When we have fully converted to a new way of thinking,
We eventually look back on our lives,
No matter what they have brought us,
And we can laugh at everything that’s gone on,
No matter how ridiculous the circumstances.
Last night, I attended the Jackson Recovery Centers banquet.
I heard a woman named Magdalena tell the story of her slow conversion
To the principles of Al-Anon. She spoke for just one quick hour.
She grew up in the some of the absolute worst of circumstances:
Dirt-poor in Mexico,
The child of a deeply abusive alcoholic father,
Who never brought home bread, but only money, for tequila.

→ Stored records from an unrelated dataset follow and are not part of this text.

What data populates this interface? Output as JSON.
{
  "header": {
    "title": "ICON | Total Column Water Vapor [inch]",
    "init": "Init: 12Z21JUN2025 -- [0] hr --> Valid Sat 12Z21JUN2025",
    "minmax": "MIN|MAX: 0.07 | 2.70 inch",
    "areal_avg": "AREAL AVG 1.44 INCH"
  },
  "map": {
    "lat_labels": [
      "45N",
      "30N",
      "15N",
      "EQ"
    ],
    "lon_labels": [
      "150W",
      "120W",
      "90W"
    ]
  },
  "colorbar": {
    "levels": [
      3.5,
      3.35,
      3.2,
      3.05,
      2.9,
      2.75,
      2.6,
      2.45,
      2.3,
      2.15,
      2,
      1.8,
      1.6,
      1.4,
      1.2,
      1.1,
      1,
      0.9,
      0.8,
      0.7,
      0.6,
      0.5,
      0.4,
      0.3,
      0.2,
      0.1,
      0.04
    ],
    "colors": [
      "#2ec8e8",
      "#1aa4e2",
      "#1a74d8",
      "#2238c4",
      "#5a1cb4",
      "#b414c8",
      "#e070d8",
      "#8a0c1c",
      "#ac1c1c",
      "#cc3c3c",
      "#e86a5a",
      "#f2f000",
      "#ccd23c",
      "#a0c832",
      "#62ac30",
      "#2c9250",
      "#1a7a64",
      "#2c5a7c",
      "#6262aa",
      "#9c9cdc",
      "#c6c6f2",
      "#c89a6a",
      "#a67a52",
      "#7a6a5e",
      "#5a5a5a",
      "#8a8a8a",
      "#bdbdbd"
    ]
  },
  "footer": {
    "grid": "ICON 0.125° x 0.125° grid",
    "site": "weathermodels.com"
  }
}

She’d been told from the very beginning of her life that she was totally worthless,
And she had believed it.
She believed she was stupid and ugly;
Her father called her a prostitute; she believed that, too.
She dodged American authorities trying to find and deport her
By hiding in the piles of chicken waste
Under the chicken coops she tended as an undocumented, illegal immigrant.
She wanted to die or kill someone. Someone like her father.
She later married – wouldn’t ya know it? – an alcoholic,
And all the trouble just rolled on.
It took years and years of tears and sweat
For her to come around to the idea that she might actually be worth something.
That, I think, was the heart of her conversion:
To finally understand that she was worth saving as a person.
And I will tell you that throughout her telling of her story last night,
Magdalena radiated unthinkable joy and peace and deep, deep humor.
Here she was telling us about wanting to kill her father, all these horrible things,
And she had us laughing about them with her,
Because in hindsight she saw her life for what it was,
And she publicly showed us these cavernous scars on her soul,
And she seemed to be saying that because of them –
Because of her hard life, not in spite of it –
There was nothing to do but look back and laugh.
And now she is fully converted.
She has nothing but confidence in this gospel
And she will spend the rest of her life preaching it
To anyone who can hear it and benefit from it.
Those who have been truly converted to any new way of thinking just know
That they have to keep giving it away,
Keep giving it away, giving it away;
That that’s how it works;
That giving it away, mystery of mysteries, is how we hold on to it.
Giving away the mystery.
Christ at the center of all things.
The redeeming, resurrected Word and love of God.
That’s the conversion – the lifetime conversion – at the heart of our faith.
To love and love and show love and talk about love and give love away
Because we were loved first by God in Christ.
So perhaps we are more like Saul than we know in our waste and abuse of life.
And perhaps we are more like Paul than we know in our love for God.
The question is simply this:
Will we submit to the same process by which Saul becomes Paul?